I still have one small concern, though, and it's this: I actually haven't met many (if any) students who truly claim to believe the misconceived type of relativism expressed in (R). In my experience, students tend to believe one or both of the following two forms of relativism:

(S) "x is right-for-S iff it S approves of it", and
(R)* "x is right-for-culture-C iff C approves it"

The difference between (R) and (R)* is that (R) states (absurdly) that cultural views make things right/wrong for *individuals* in those cultures. But again, I've met few students who think this. They think individuals define what is right/wrong for *individuals* (viz. (S)) and cultures define what is right/wrong for *cultures* (viz. (R)*).

And neither of these forms of relativism is absurd, or necessarily based on some kind of misconception. My students think the Catholic church defines "what is right for Catholicism", and that it defines what is right for *individuals* only insofar as that individual "buys" into Catholicism. Etc. Which isn't a silly idea like (R).

David Morrow

Marcus: I agree that most students wouldn't assert that they believe (R). But they might still (and I think do) operate with an implicit model of morality that implies (R). And this reveals itself when they object to "It is wrong for S to do x" by saying "But x is part of S's culture!"

Also, I'm curious what "right-for-culture-C" means if not "right-for-members-of-culture-C."

Marcus Arvan

David: I just don't tend to get the "But x is a part of S's culture" response from students. My relativist students tend -- when prodded -- to explicitly distinguish "right for a culture" from "right for an individual", in more or less the manner in which I stated in my previous comment. They tend to say that (for example) Catholic values only apply to the individual to the extent that the individual identifies their values (as an individual) with the values of the group.

This speaks to your question about what "right-for culture-C" means if not "right-for-members-of-culture-C." Someone can *be* a member of, say, an Islamic society without *identifying* with its Islamic values. In these cases, my students tend to say, "What's right for the individual who doesn't like their society's values is different from what's right for the society."

This is the kind of sophisticated relativism that almost all of my students claim to find attractive when prodded. They tend to say that:

(1) Individuals define what's right-for-them.
(2) Groups define what's right-for-the-group, and finally
(3) Individuals *can* identify what right-for-them (as individuals) with what's right-for-a-group by *identifying* their values as individuals with the values of the group.

This is sophisticated position, in that it forges a contingent link between individuals' values and group-values (the group values only apply to the individual if, and to the extent that, the individual identifies with the group). It is also the position, that when I fully spell it out to my relativism-inclined students, they tend to say, "Yep, that's what I want to say. Individuals define what's right-for-them. Groups define what's right-for-the-group. And individuals *may-or-may-not* identify their subjective values with the values of the group."

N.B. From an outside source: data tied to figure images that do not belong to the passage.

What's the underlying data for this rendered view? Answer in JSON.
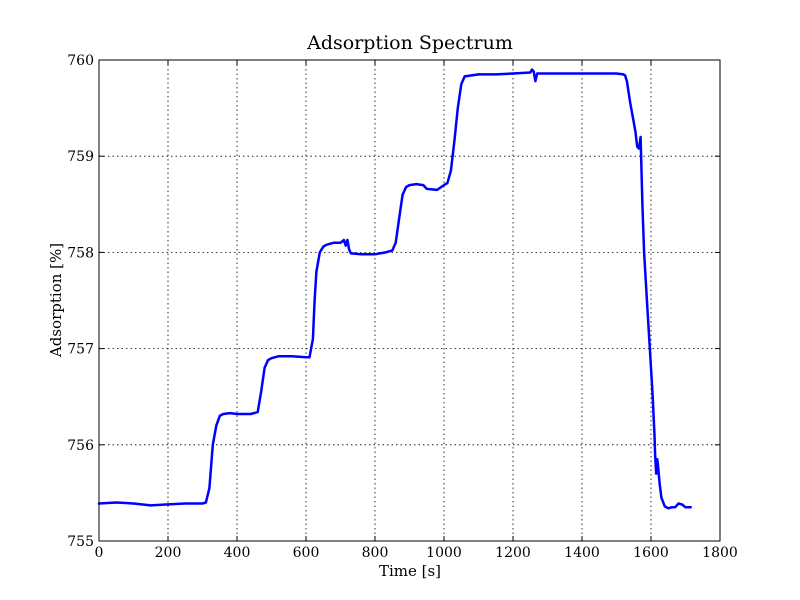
{
  "chart_data": {
    "type": "line",
    "title": "Adsorption Spectrum",
    "xlabel": "Time [s]",
    "ylabel": "Adsorption [%]",
    "xlim": [
      0,
      1800
    ],
    "ylim": [
      755,
      760
    ],
    "xticks": [
      0,
      200,
      400,
      600,
      800,
      1000,
      1200,
      1400,
      1600,
      1800
    ],
    "yticks": [
      755,
      756,
      757,
      758,
      759,
      760
    ],
    "grid": true,
    "color": "#0000ff",
    "series": [
      {
        "x": [
          0,
          50,
          100,
          150,
          200,
          250,
          300,
          310,
          320,
          330,
          340,
          350,
          360,
          380,
          400,
          440,
          460,
          470,
          480,
          490,
          500,
          520,
          540,
          560,
          600,
          610,
          620,
          625,
          630,
          640,
          650,
          660,
          680,
          700,
          710,
          715,
          720,
          725,
          730,
          760,
          800,
          830,
          850,
          860,
          870,
          880,
          890,
          900,
          920,
          940,
          950,
          980,
          1000,
          1010,
          1020,
          1030,
          1040,
          1050,
          1060,
          1080,
          1100,
          1150,
          1200,
          1250,
          1255,
          1260,
          1265,
          1270,
          1300,
          1400,
          1450,
          1500,
          1520,
          1525,
          1530,
          1540,
          1550,
          1555,
          1560,
          1565,
          1570,
          1575,
          1580,
          1590,
          1600,
          1605,
          1610,
          1612,
          1615,
          1618,
          1620,
          1625,
          1630,
          1640,
          1650,
          1660,
          1670,
          1680,
          1690,
          1700,
          1710,
          1715
        ],
        "y": [
          755.39,
          755.4,
          755.39,
          755.37,
          755.38,
          755.39,
          755.39,
          755.4,
          755.55,
          756.0,
          756.2,
          756.3,
          756.32,
          756.33,
          756.32,
          756.32,
          756.34,
          756.55,
          756.8,
          756.88,
          756.9,
          756.92,
          756.92,
          756.92,
          756.91,
          756.91,
          757.1,
          757.5,
          757.8,
          758.0,
          758.06,
          758.08,
          758.1,
          758.1,
          758.13,
          758.07,
          758.13,
          758.03,
          757.99,
          757.98,
          757.98,
          758.0,
          758.02,
          758.1,
          758.35,
          758.6,
          758.68,
          758.7,
          758.71,
          758.7,
          758.66,
          758.65,
          758.7,
          758.72,
          758.85,
          759.15,
          759.5,
          759.75,
          759.83,
          759.84,
          759.85,
          759.85,
          759.86,
          759.87,
          759.9,
          759.88,
          759.78,
          759.86,
          759.86,
          759.86,
          759.86,
          759.86,
          759.85,
          759.84,
          759.78,
          759.55,
          759.35,
          759.25,
          759.1,
          759.08,
          759.2,
          758.5,
          758.0,
          757.4,
          756.8,
          756.5,
          756.1,
          755.9,
          755.7,
          755.85,
          755.8,
          755.6,
          755.45,
          755.36,
          755.34,
          755.35,
          755.35,
          755.39,
          755.38,
          755.35,
          755.35,
          755.35
        ]
      }
    ]
  }
}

Make sense? Anyway, if this is the view that most students really gravitate towards -- and in my experience it is -- if one's class discussion on relativism ends at simplistic versions of relativism (such as (R)), one really hasn't grappled with the (much more sophisticated) view that they ultimately find most attractive.

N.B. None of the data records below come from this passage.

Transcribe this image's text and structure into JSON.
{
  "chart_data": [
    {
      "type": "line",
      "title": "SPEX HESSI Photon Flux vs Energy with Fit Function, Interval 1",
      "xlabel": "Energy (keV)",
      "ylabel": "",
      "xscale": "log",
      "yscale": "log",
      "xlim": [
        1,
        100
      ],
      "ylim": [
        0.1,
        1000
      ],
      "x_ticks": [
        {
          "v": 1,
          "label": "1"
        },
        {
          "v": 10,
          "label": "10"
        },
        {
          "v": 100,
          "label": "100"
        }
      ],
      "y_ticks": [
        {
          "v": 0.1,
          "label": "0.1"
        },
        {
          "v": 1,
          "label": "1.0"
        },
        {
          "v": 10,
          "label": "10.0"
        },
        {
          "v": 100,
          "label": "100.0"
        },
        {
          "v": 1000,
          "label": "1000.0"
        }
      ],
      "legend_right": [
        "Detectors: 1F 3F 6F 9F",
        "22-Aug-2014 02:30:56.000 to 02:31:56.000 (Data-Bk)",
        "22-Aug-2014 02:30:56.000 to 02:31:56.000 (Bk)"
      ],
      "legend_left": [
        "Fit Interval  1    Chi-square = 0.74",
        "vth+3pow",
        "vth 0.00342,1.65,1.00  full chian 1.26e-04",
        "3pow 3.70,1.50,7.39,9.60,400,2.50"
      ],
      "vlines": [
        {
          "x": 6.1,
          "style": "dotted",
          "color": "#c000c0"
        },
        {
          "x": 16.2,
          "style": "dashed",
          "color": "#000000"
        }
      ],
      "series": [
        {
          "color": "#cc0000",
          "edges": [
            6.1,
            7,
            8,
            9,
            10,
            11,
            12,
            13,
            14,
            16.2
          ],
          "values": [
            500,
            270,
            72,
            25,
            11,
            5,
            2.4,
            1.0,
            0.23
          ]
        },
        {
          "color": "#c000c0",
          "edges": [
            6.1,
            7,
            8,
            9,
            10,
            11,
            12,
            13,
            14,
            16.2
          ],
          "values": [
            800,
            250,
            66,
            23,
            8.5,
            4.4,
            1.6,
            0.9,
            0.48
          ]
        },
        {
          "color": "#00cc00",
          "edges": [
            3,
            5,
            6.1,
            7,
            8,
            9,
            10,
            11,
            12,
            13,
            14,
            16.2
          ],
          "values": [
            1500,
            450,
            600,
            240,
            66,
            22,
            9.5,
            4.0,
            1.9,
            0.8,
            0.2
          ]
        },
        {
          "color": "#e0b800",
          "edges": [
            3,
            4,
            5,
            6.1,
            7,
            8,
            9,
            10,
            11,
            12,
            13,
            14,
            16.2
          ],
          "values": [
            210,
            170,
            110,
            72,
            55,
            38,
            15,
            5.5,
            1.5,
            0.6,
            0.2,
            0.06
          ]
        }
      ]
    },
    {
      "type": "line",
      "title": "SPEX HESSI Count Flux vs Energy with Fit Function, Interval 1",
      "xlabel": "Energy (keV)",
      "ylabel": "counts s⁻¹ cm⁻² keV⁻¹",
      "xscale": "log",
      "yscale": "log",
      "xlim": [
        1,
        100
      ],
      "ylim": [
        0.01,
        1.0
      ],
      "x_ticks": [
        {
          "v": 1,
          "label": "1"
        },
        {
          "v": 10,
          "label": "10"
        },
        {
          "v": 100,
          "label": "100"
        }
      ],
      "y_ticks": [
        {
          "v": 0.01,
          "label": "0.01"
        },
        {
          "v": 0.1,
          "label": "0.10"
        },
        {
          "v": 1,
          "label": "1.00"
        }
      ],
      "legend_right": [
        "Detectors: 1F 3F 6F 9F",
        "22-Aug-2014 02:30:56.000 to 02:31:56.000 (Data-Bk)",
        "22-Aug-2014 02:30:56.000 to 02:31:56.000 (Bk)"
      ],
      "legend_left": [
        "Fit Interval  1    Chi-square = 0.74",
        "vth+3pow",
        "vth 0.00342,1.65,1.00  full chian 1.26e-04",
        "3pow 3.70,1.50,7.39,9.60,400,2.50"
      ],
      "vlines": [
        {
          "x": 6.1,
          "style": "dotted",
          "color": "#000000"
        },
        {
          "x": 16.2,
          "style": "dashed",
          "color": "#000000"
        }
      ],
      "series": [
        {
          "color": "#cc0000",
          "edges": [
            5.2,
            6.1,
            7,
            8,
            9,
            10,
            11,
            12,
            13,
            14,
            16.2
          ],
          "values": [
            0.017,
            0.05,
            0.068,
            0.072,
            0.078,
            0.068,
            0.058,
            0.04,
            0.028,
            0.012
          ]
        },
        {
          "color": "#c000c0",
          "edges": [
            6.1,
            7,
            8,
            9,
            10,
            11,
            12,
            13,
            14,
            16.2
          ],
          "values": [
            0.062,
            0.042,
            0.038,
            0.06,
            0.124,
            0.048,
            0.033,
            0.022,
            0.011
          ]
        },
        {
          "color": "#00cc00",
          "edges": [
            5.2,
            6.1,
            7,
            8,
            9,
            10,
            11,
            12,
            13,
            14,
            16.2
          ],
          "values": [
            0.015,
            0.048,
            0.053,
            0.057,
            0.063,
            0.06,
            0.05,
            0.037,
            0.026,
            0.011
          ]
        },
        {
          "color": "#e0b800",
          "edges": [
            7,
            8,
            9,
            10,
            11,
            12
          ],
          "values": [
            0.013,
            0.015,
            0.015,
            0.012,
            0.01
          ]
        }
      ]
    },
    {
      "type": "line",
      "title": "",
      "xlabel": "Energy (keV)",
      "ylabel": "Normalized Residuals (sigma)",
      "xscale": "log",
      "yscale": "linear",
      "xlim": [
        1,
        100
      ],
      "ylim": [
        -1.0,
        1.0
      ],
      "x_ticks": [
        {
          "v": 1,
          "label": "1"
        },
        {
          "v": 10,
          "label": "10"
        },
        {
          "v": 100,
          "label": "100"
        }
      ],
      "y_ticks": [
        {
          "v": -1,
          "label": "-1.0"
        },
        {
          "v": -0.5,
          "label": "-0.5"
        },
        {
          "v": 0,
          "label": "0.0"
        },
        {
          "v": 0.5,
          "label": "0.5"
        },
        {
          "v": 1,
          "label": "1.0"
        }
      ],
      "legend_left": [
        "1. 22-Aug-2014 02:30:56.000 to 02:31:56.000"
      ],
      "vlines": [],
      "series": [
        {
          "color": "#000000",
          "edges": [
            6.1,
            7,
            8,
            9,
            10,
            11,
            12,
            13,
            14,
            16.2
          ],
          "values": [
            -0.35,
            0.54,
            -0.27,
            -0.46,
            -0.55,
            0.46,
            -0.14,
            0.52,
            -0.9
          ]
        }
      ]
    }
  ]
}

Teaching in the bible belt I'm often amazed that students will often hold with both a simplistic version of cultural relativism AND a commitment to some form of divine command theory. So, according to them, we should all follow the 10 Commandments (ignoring the others), we should love love love the teachings of Jesus (usually republican Jesus), but we should not judge people's morality as morality is relative, merely opinions, or in the case of other cultures a matter of social values. In the meantime, they continue to believe, we should not forget to condemn homosexuality and fear the Islamic overtaking of the US.